Liebscher told radio station Ö1 today (Thurs) it was impossible to make a definitive statement regarding the issue. He admitted that it was unlikely that the more than one billion Euros would flow back “in the coming years”. The former National Bank (OeNB) governor gave a similar forecast for the situation concerning the state aid invested into Hypo Group Alpe Adria (HGAA) and Kommunalkredit.
All three banks had to be nationalised in the past years. The partial nationalisation of ÖVAG only occurred in February. Especially the outlook on the future of Kommunalkredit and its bad bank KA Finanz seems bleak due to the large number of Greek government bonds the financial institute still holds.
FIMBAG manages the shares the state holds in banks. The authority came under fire in the crisis for having allegedly watched on too long as the condition of some of Austria’s banks worsened. Speaking to Ö1, Liebscher underlined that FIMBAG “does not have the same rights as shareholders”.
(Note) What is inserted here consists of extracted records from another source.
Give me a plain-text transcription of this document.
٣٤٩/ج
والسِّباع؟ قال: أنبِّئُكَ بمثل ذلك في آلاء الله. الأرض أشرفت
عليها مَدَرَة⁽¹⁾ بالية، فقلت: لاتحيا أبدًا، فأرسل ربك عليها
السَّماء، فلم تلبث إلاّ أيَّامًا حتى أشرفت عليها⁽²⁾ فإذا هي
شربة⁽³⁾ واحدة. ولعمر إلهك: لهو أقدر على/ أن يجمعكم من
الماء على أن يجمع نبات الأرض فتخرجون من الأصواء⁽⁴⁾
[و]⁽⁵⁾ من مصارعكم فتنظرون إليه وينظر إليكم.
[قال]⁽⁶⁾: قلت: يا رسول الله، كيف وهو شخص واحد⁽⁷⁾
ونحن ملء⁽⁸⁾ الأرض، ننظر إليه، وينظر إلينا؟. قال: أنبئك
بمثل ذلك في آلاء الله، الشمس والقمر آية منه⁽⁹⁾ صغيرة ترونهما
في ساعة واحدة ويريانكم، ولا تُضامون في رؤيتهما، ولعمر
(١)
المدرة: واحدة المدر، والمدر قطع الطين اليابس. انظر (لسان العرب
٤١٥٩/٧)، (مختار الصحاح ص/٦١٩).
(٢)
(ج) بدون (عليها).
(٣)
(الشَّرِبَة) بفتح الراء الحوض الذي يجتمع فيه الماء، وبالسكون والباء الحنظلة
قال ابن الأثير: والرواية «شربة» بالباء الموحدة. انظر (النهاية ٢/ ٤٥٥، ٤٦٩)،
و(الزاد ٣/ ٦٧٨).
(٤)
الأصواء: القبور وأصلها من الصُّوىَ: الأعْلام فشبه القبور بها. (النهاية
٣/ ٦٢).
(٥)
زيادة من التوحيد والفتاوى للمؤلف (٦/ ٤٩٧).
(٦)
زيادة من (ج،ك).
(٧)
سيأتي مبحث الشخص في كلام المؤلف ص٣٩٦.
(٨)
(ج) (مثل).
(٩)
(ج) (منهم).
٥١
Asked whether ÖVAG would soon cooperate with another finance institute, Liebscher said the plan was to rebuild its strength without assistance from competitors. Business papers have speculated that ÖVAG could merge with BAWAG PSK (BAWAG). Former BAWAG deputy chief Stephan Koren is expected to succeed Gerald Wenzel as CEO of ÖVAG. Wenzel’s contract expires by the end of this month.
ÖVAG dared a quick expansion in Eastern Europe (EE) in the past years. The Vienna-based bank almost collapsed in the first wave of the global economic crisis of 2008 and 2009. It managed to make a profit of 55 million Euros in 2010. Its condition worsened despite generous financial support from the Republic of Austria. ÖVAG was partially nationalised a few days after it emerged that it made a loss of more than 1.3 billion Euros in 2011.
Sberbank, Russia’s leading finance institute, acquired ÖVAG’s international branch earlier this year. Sberbank transferred 505 million Euros for Volksbank International (VBI). ÖVAG bosses had hoped to rake in more than 700 million Euros by selling the EE operations department. Sberbank officials said on Tuesday they would invest 300 million Euros on VBI’s restructuring – and reviled plans to operate in Austria. Sberbank said it would target business clients in the country.
Meanwhile, a financial sector expert claimed that the state would never see any of the capital it injected into ÖVAG, HGAA and Kommunalkredit ever again. Franz Hahn of the Institute for Economic Research (WIFO) said the billions of Euros were definitely gone for good – but also justified the decision to carry out nationalisations. He said it had been essential to the domestic banking sector to “lower systemic risks”. Hahn explained that a collapse of any of the struggling banks would have cost the state much more.